Fellow London Knight forward Phil Varone is no actor but he understands how hockey mirrors Hollywood: When people flock to see the star, there's a chance for the supporting cast to tell its story, too.
"With John here, we know the place will be packed and there will be a lot of scouts here to watch him every game," Varone said. "That gives players like Nazem Kadri (the OHL's third-ranked player for the next NHL draft) and myself (Varone's 20th-ranked among skaters) the opportunity to show what we can do, too."
While almost every set of eyes zoned in on what Tavares was doing in his two-goal, three-point Knights debut in a 7-3 victory over Mississauga yesterday at the John Labatt Centre, it was hard not to notice Varone plugging away in his first game back after a deeply bruised knee injury kept him out for nearly a month.
"Two days after the injury (which happened on Dec. 14 during a collision with Sarnia captain Matt Martin), I was riding the bike," Varone said. "I've always had the ability to heal fast and come back quickly from injuries. It happened with this one and when I had shoulder surgery, I've been able to bounce back in a hurry."
Rehabilitation was more stressful this time because of pre-trade deadline reports that he would be included in a Knights deal to land Tavares. To his relief, he wasn't.

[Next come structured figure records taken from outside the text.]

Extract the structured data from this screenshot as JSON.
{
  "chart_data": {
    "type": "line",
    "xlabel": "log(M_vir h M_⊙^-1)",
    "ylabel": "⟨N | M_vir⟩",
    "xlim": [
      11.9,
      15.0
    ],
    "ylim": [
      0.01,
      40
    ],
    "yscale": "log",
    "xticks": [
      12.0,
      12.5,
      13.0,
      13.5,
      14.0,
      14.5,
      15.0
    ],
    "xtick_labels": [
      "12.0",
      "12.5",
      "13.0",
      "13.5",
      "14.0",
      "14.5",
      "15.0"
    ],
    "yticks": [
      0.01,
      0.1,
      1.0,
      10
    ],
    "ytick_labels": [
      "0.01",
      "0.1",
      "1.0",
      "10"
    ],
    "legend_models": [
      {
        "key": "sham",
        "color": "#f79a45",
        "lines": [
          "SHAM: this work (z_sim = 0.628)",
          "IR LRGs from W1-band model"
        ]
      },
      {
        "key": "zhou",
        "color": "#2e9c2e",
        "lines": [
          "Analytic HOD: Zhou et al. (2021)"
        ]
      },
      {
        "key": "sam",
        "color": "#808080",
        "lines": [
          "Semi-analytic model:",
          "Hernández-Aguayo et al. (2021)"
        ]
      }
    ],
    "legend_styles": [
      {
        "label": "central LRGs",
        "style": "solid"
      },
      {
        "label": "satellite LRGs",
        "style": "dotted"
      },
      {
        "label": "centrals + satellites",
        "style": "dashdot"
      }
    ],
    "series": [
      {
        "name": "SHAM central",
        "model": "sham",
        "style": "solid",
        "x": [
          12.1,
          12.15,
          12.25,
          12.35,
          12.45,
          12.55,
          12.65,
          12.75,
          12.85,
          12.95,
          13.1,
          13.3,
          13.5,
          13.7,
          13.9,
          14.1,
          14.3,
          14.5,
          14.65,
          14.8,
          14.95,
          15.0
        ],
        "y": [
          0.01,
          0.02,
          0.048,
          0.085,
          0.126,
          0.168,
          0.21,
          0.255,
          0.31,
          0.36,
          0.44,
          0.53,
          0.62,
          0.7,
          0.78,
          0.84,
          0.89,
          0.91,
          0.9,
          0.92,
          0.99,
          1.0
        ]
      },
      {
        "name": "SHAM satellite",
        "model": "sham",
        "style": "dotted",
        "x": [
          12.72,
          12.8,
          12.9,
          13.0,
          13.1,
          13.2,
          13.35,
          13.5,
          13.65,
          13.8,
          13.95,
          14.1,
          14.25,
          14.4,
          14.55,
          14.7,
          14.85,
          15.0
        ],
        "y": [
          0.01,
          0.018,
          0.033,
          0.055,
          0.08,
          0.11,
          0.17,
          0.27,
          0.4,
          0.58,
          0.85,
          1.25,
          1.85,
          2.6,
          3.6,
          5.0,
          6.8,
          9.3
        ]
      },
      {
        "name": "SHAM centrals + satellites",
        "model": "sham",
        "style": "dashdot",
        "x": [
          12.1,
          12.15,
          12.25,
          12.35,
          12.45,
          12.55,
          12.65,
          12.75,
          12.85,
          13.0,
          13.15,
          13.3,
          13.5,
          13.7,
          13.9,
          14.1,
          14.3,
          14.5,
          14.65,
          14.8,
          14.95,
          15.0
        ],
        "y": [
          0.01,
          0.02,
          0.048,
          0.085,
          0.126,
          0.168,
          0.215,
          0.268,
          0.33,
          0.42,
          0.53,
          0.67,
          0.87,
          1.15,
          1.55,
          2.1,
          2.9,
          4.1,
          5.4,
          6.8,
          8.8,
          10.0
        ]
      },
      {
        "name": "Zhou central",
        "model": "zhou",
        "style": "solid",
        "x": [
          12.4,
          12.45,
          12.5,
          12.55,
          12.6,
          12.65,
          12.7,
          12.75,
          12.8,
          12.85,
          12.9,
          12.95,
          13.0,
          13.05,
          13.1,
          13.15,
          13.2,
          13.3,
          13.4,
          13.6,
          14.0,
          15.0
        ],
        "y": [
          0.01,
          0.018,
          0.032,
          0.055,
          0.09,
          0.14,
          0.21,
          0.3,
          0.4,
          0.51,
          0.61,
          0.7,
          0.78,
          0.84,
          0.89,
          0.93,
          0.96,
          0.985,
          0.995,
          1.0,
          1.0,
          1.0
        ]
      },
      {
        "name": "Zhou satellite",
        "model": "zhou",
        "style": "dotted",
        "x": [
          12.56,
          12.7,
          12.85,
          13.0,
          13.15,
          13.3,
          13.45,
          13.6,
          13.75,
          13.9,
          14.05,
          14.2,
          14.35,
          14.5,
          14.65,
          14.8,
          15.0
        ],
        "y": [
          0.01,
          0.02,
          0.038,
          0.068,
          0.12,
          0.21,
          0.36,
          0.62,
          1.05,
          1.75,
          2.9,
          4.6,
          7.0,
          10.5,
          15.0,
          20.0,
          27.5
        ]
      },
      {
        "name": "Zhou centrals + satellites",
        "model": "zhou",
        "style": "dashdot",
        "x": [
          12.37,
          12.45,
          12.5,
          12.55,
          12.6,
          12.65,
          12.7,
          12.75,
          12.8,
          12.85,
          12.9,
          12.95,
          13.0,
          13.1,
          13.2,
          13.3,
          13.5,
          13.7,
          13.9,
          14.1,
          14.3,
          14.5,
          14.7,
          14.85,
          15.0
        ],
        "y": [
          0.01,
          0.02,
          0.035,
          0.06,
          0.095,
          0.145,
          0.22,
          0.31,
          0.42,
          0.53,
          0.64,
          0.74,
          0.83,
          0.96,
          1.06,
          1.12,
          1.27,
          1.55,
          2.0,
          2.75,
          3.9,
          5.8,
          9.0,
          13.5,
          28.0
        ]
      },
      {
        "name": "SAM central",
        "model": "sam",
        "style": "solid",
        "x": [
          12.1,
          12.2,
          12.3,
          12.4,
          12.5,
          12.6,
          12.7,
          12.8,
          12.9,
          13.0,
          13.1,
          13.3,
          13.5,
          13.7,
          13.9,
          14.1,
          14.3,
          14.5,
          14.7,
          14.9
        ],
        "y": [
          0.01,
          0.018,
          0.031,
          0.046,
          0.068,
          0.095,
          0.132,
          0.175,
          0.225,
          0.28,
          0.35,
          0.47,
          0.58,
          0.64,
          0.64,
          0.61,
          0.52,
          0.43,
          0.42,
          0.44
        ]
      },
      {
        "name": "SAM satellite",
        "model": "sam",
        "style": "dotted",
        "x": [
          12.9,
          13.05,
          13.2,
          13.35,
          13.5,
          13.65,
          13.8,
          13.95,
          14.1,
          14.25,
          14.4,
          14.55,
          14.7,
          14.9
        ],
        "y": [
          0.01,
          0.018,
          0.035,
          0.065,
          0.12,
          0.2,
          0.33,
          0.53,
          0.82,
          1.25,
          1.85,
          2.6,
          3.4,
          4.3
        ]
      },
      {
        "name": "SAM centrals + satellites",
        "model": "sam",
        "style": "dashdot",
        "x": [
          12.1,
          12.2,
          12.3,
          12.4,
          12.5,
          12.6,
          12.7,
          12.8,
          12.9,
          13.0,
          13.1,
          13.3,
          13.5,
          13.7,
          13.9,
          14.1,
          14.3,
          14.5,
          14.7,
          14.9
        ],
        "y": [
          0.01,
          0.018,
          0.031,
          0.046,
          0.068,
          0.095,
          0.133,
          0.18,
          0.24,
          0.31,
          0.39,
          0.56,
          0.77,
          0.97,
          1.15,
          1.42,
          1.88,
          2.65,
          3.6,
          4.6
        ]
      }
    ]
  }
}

"I went to (London GM Mark Hunter) and was assured that I wasn't going anywhere and that meant a lot to me," the 18-year-old from Vaughan said. "I missed my chance to play for the Memorial Cup last year (when host Kitchener made him part of the Steve Mason deal) and I didn't want it to happen again.

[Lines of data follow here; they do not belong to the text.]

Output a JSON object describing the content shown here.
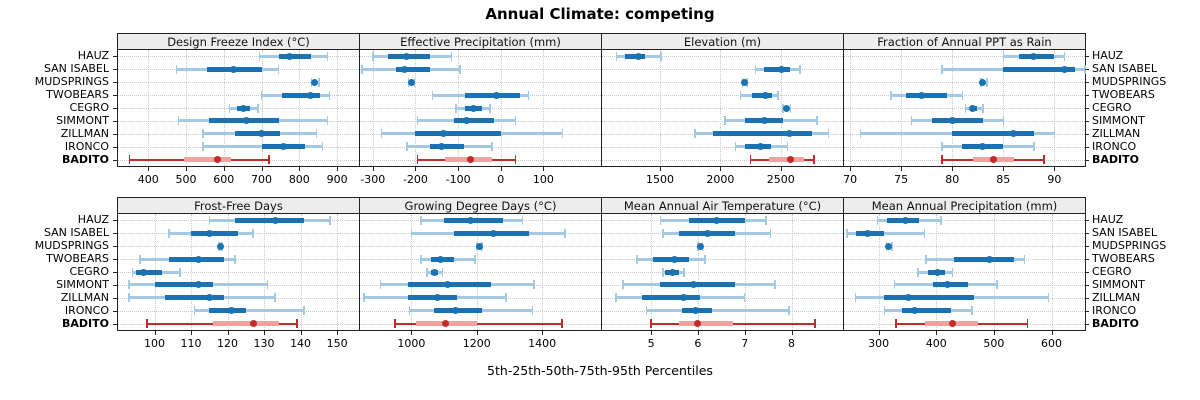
{
  "title": "Annual Climate: competing",
  "caption": "5th-25th-50th-75th-95th Percentiles",
  "sites": [
    "HAUZ",
    "SAN ISABEL",
    "MUDSPRINGS",
    "TWOBEARS",
    "CEGRO",
    "SIMMONT",
    "ZILLMAN",
    "IRONCO",
    "BADITO"
  ],
  "highlight_site": "BADITO",
  "colors": {
    "series_dark_blue": "#1b72b2",
    "series_light_blue": "#a3c9e3",
    "highlight_dark_red": "#bf2c29",
    "highlight_light_red": "#f0a29e",
    "strip_bg": "#ededed",
    "grid": "#c9c9c9",
    "border": "#222222"
  },
  "chart_data": {
    "type": "dotplot-percentiles",
    "description": "Each row shows 5th-25th-50th-75th-95th percentiles per site; BADITO highlighted in red",
    "percentile_labels": [
      "5th",
      "25th",
      "50th",
      "75th",
      "95th"
    ],
    "grid": "dotted",
    "legend_position": "none",
    "panels": [
      {
        "label": "Design Freeze Index (°C)",
        "row": 0,
        "col": 0,
        "domain": [
          320,
          958
        ],
        "ticks": [
          400,
          500,
          600,
          700,
          800,
          900
        ],
        "series": [
          [
            695,
            745,
            775,
            830,
            875
          ],
          [
            475,
            555,
            625,
            700,
            745
          ],
          [
            832,
            838,
            841,
            846,
            852
          ],
          [
            700,
            755,
            830,
            855,
            880
          ],
          [
            615,
            635,
            652,
            670,
            690
          ],
          [
            480,
            560,
            660,
            745,
            875
          ],
          [
            545,
            630,
            700,
            750,
            845
          ],
          [
            545,
            700,
            757,
            815,
            862
          ],
          [
            350,
            495,
            583,
            620,
            720
          ]
        ]
      },
      {
        "label": "Effective Precipitation (mm)",
        "row": 0,
        "col": 1,
        "domain": [
          -330,
          235
        ],
        "ticks": [
          -300,
          -200,
          -100,
          0,
          100
        ],
        "series": [
          [
            -300,
            -265,
            -220,
            -165,
            -115
          ],
          [
            -325,
            -245,
            -225,
            -165,
            -95
          ],
          [
            -216,
            -212,
            -209,
            -206,
            -202
          ],
          [
            -160,
            -85,
            -10,
            45,
            65
          ],
          [
            -105,
            -85,
            -65,
            -45,
            -25
          ],
          [
            -195,
            -110,
            -80,
            -15,
            35
          ],
          [
            -280,
            -200,
            -135,
            0,
            145
          ],
          [
            -220,
            -165,
            -140,
            -85,
            -20
          ],
          [
            -195,
            -130,
            -70,
            -20,
            35
          ]
        ]
      },
      {
        "label": "Elevation (m)",
        "row": 0,
        "col": 2,
        "domain": [
          1020,
          3015
        ],
        "ticks": [
          1500,
          2000,
          2500
        ],
        "series": [
          [
            1140,
            1210,
            1320,
            1380,
            1510
          ],
          [
            2290,
            2365,
            2505,
            2575,
            2660
          ],
          [
            2185,
            2195,
            2200,
            2210,
            2220
          ],
          [
            2165,
            2265,
            2375,
            2430,
            2475
          ],
          [
            2520,
            2535,
            2550,
            2565,
            2580
          ],
          [
            2040,
            2200,
            2365,
            2515,
            2800
          ],
          [
            1790,
            1940,
            2575,
            2760,
            2895
          ],
          [
            2125,
            2200,
            2335,
            2420,
            2555
          ],
          [
            2250,
            2405,
            2580,
            2690,
            2775
          ]
        ]
      },
      {
        "label": "Fraction of Annual PPT as Rain",
        "row": 0,
        "col": 3,
        "domain": [
          69.4,
          93
        ],
        "ticks": [
          70,
          75,
          80,
          85,
          90
        ],
        "series": [
          [
            85,
            86.5,
            88,
            90,
            91
          ],
          [
            79,
            85,
            91,
            92,
            93
          ],
          [
            82.8,
            82.9,
            83,
            83.2,
            83.4
          ],
          [
            74,
            75.5,
            77,
            79.5,
            81
          ],
          [
            81.3,
            81.7,
            82,
            82.4,
            83
          ],
          [
            76,
            78,
            80,
            83,
            85
          ],
          [
            71,
            80,
            86,
            88,
            90
          ],
          [
            79,
            81,
            83,
            85,
            88
          ],
          [
            79,
            82,
            84,
            86,
            89
          ]
        ]
      },
      {
        "label": "Frost-Free Days",
        "row": 1,
        "col": 0,
        "domain": [
          90,
          156
        ],
        "ticks": [
          100,
          110,
          120,
          130,
          140,
          150
        ],
        "series": [
          [
            115,
            122,
            133,
            141,
            148
          ],
          [
            104,
            110,
            115,
            123,
            127
          ],
          [
            117.6,
            117.8,
            118,
            118.2,
            118.5
          ],
          [
            96,
            104,
            112,
            119,
            122
          ],
          [
            94,
            95,
            97,
            102,
            107
          ],
          [
            93,
            100,
            112,
            116,
            131
          ],
          [
            93,
            103,
            115,
            119,
            133
          ],
          [
            111,
            115,
            121,
            125,
            141
          ],
          [
            98,
            116,
            127,
            134,
            139
          ]
        ]
      },
      {
        "label": "Growing Degree Days (°C)",
        "row": 1,
        "col": 1,
        "domain": [
          843,
          1580
        ],
        "ticks": [
          1000,
          1200,
          1400
        ],
        "series": [
          [
            1030,
            1100,
            1180,
            1280,
            1340
          ],
          [
            1000,
            1130,
            1250,
            1360,
            1470
          ],
          [
            1200,
            1204,
            1208,
            1212,
            1216
          ],
          [
            1030,
            1060,
            1090,
            1130,
            1195
          ],
          [
            1048,
            1060,
            1070,
            1082,
            1095
          ],
          [
            905,
            990,
            1110,
            1245,
            1375
          ],
          [
            855,
            990,
            1080,
            1140,
            1290
          ],
          [
            995,
            1070,
            1135,
            1215,
            1370
          ],
          [
            950,
            1015,
            1105,
            1200,
            1460
          ]
        ]
      },
      {
        "label": "Mean Annual Air Temperature (°C)",
        "row": 1,
        "col": 2,
        "domain": [
          3.95,
          9.1
        ],
        "ticks": [
          5,
          6,
          7,
          8
        ],
        "series": [
          [
            5.2,
            5.8,
            6.4,
            7.0,
            7.45
          ],
          [
            5.25,
            5.6,
            6.2,
            6.8,
            7.55
          ],
          [
            6.0,
            6.02,
            6.05,
            6.08,
            6.1
          ],
          [
            4.7,
            5.05,
            5.5,
            5.8,
            6.15
          ],
          [
            5.25,
            5.3,
            5.45,
            5.6,
            5.7
          ],
          [
            4.4,
            5.2,
            5.9,
            6.8,
            7.65
          ],
          [
            4.25,
            4.8,
            5.7,
            6.05,
            7.0
          ],
          [
            4.9,
            5.65,
            5.95,
            6.3,
            7.95
          ],
          [
            5.0,
            5.6,
            6.0,
            6.75,
            8.5
          ]
        ]
      },
      {
        "label": "Mean Annual Precipitation (mm)",
        "row": 1,
        "col": 3,
        "domain": [
          240,
          658
        ],
        "ticks": [
          300,
          400,
          500,
          600
        ],
        "series": [
          [
            298,
            315,
            347,
            370,
            408
          ],
          [
            245,
            260,
            280,
            310,
            380
          ],
          [
            314,
            316,
            318,
            320,
            323
          ],
          [
            382,
            430,
            492,
            535,
            553
          ],
          [
            368,
            385,
            402,
            415,
            428
          ],
          [
            328,
            395,
            420,
            455,
            505
          ],
          [
            260,
            310,
            352,
            465,
            595
          ],
          [
            310,
            340,
            363,
            425,
            462
          ],
          [
            330,
            380,
            428,
            472,
            558
          ]
        ]
      }
    ]
  }
}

"Of course, you start to wonder, 'Why me?' Why does my name keep coming up in these things? It's tough but I knew all I could do was focus on getting better."
Varone didn't lose his team or his position at centre with Tavares' arrival. Right now, he's too excited to worry about it.
"Centre is the preferred position but to be on the ice at the same time as guys like John Tavares and Nazem Kadri, I'll go play defence if that's what they want," he said.
There will be some movement after all the changes. Shortly after John Tavares was introduced to London on Friday, Dale Hunter started to fuss over his potential line combinations.
"I have a lot of centres here," the Knights head coach said. "Some guys are going to have to adjust but that's good for them. Because when you get to the NHL, you may be told to play on the wing.
Nazem Kadri and expert face-off man Phil McRae, for instance, are going to have to get used to life on the wings. But like Varone, they'll be willing to give up the middle to play with more talent.
"Because of the dynamics of our lineup, Nazem and Phil will have to adjust to new positions," London assistant coach Pat Curcio said. "I don't know if we have to play John (30 minutes a game) yet. I think we have more depth on this team."
They also have a tonne of left-handed shooting forwards. The Knights often send out a line with all left sticks. They also introduced a power play with two forwards and three defencemen, using John Carlson as a rover.
But with Michael Del Zotto on board at the back end, the defence will need to undergo some fine-tuning when captain Scott Aarssen returns in a month from a re-fracturing of his ankle. There will be seven veteran defencemen on the roster when he comes back.
"We're going to have to look at things because I don't think we'll be dressing seven D so one very good player is likely going to have to sit out," Curcio said.
It's all part of getting Tavares. The rest of the Knights knew they might have to give a little to get a lot in return.